Additive contribution of AMT1;1 and AMT1;3 to high‐affinity ammonium uptake across the plasma membrane of nitrogen‐deficient Arabidopsis roots

Summary In Arabidopsis four root‐expressed AMT genes encode functional ammonium transporters, which raises the question of their role in primary ammonium uptake. After pre‐culturing under nitrogen‐deficiency conditions, we quantified the influx of 15 N‐labeled ammonium in T‐DNA insertion lines and observed that the loss of either AMT1;1 or AMT1;3 led to a decrease in the high‐affinity ammonium influx of approximately 30%. Under nitrogen‐sufficient conditions the ammonium influx was lower in Columbia glabra compared with Wassilewskija (WS), and AMT1;1 did not contribute significantly to the ammonium influx in Col‐gl.
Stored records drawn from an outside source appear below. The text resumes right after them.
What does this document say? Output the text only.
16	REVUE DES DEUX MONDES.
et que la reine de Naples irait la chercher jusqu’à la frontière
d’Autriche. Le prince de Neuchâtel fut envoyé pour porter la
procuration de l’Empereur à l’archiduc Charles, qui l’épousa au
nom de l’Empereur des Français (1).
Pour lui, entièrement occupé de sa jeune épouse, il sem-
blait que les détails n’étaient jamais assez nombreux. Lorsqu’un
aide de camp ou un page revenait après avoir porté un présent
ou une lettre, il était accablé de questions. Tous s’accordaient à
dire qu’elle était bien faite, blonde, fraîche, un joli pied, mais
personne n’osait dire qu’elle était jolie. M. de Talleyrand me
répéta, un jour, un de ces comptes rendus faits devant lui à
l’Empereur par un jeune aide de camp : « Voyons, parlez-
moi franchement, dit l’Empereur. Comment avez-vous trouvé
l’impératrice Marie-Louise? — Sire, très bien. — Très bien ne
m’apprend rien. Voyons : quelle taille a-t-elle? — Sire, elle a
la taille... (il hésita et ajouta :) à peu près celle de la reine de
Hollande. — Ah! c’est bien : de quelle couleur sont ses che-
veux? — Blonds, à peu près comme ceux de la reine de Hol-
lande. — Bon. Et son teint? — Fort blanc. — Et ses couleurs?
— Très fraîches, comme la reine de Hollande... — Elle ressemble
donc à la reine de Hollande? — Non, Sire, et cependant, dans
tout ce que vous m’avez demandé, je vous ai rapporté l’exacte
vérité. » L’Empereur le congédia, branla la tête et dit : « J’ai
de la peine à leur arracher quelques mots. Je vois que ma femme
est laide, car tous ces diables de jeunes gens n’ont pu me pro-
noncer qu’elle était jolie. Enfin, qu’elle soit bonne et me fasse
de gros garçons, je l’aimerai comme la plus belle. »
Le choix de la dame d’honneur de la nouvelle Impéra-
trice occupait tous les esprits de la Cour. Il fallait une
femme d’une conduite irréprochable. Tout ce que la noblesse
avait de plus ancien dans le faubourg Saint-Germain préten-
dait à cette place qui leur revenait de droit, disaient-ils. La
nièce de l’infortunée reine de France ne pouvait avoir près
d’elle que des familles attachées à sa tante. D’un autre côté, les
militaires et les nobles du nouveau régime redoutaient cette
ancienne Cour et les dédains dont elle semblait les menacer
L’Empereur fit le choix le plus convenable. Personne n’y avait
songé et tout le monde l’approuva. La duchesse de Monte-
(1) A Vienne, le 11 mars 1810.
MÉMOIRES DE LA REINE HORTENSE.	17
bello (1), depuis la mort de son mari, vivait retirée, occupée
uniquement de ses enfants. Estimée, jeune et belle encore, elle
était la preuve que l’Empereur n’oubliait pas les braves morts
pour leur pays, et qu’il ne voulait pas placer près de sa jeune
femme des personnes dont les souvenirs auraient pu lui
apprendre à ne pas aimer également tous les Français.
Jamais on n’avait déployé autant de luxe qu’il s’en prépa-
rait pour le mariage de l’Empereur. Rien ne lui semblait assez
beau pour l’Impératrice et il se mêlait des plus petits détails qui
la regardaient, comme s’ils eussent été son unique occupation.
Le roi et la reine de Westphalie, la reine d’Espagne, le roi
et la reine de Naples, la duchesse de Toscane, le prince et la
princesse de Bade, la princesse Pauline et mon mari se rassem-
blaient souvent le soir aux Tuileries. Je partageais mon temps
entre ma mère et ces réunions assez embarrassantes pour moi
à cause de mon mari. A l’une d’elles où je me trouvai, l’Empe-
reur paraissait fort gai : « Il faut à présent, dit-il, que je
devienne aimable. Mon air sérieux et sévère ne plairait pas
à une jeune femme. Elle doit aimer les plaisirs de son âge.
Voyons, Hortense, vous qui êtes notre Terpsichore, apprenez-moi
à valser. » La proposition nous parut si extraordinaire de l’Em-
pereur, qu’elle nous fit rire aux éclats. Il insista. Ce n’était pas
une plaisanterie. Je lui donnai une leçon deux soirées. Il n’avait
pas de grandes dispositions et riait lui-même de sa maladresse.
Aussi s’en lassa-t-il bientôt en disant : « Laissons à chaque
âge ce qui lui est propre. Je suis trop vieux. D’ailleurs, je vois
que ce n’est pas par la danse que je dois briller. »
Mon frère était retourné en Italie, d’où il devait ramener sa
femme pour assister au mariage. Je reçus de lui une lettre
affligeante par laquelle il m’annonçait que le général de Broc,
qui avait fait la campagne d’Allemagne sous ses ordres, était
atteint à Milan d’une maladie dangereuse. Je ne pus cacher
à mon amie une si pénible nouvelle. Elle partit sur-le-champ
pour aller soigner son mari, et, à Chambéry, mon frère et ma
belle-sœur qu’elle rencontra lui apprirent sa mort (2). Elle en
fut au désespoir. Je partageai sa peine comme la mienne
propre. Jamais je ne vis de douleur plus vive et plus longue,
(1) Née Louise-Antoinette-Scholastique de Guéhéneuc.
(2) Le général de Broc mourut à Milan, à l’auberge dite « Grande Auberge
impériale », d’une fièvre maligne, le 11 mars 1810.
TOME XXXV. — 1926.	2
Ectopic expression of AMT1;3 under the control of a 35S promoter in either of the insertion lines amt1;3‐1 or amt1;1‐1 increased the ammonium influx above the level of their corresponding wild types. In transgenic lines carrying AMT‐promoter–GFP constructs, the promoter activities of AMT1;1 and AMT1;3 were both upregulated under nitrogen‐deficiency conditions and were localized to the rhizodermis, including root hairs. AMT gene–GFP fusions that were stably expressed under the control of their own promoters were localized to the plasma membrane. The double insertion line amt1;1‐1 amt1;3‐1 showed a decreased sensitivity to the toxic ammonium analog methylammonium and a decrease in the ammonium influx of up to 70% relative to wild‐type plants. These results suggest an additive contribution of AMT1;1 and AMT1;3 to the overall ammonium uptake capacity in Arabidopsis roots under nitrogen‐deficiency conditions.